Millet is a small round seed about the size of the head of a pin. There are several different types. White proso millet is light colored and the most popular with birds. Red and golden millet are somewhat less liked by birds and less often available in stores. Millet is often a major component of seed mixes.

How to offer: Millet can be placed in a variety of feeders, such as hanging tubular feeders, hopper feeders, and tray feeders. It can also be just sprinkled on the ground.
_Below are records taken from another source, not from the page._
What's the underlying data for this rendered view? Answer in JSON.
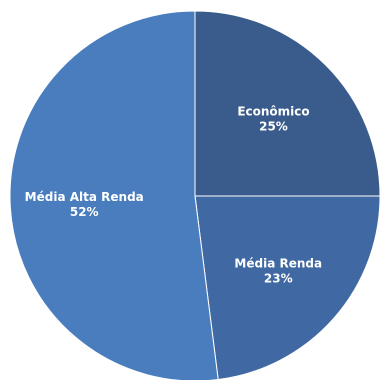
{
  "chart_data": {
    "type": "pie",
    "title": "",
    "slices": [
      {
        "label": "Econômico",
        "value": 25,
        "value_label": "25%",
        "color": "#3A5C8C"
      },
      {
        "label": "Média Renda",
        "value": 23,
        "value_label": "23%",
        "color": "#4069A3"
      },
      {
        "label": "Média Alta Renda",
        "value": 52,
        "value_label": "52%",
        "color": "#4A7DBE"
      }
    ],
    "start_angle_deg": 0,
    "direction": "clockwise",
    "legend": "none",
    "labels": "inside"
  }
}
Birds who like it: Millet is liked by doves, sparrows and juncos, cardinals, bobwhites, quail, and buntings.

Safflower

This is a large seed with a white coating. It is often used as a substitute for black oil sunflower in cases where people are trying to discourage grackles, Starlings, and House Sparrows, as they don’t seem to like it as much.

How to offer: It is best offered in hanging tubular feeders and hopper feeders; it can also be sprinkled on the ground or tray feeders.

Birds who like it: It attracts many of the same birds as black oil sunflower seed, but not quite as readily. The birds include chickadees, titmice, nuthatches, goldfinches, house finches, grosbeaks, and jays. Cardinals are particularly fond of this seed.

Cracked Corn

This is dried corn kernels that have been cracked into smaller pieces. It is sometimes available by itself but is more often found in seed mixes. It is generally less expensive than some other seeds.

How to offer: Cracked corn is best offered in seed mixes in hopper feeders, tray feeders, or scattered on the ground.

Birds who like it: A wide variety of birds that like to feed on the ground come to cracked corn. These include pheasants, quail, doves, sparrows, towhees, blackbirds, grackles, and jays.

Nuts

Increasingly more nuts are being offered in seed mixes. These include mostly peanuts and peanut hearts, a little central portion of the peanut. They are usually in seed mixes, but sometimes sold separately.

How to offer: Seed mixes with nuts can be offered in hopper feeders, on trays, or scattered on the ground.

Birds who like it: Most birds that eat hulled sunflower seeds eat nuts. These include woodpeckers, mockingbirds, woodpeckers along with chickadees, titmice, nuthatches, goldfinches, house finches, cardinals, grosbeaks, and jays.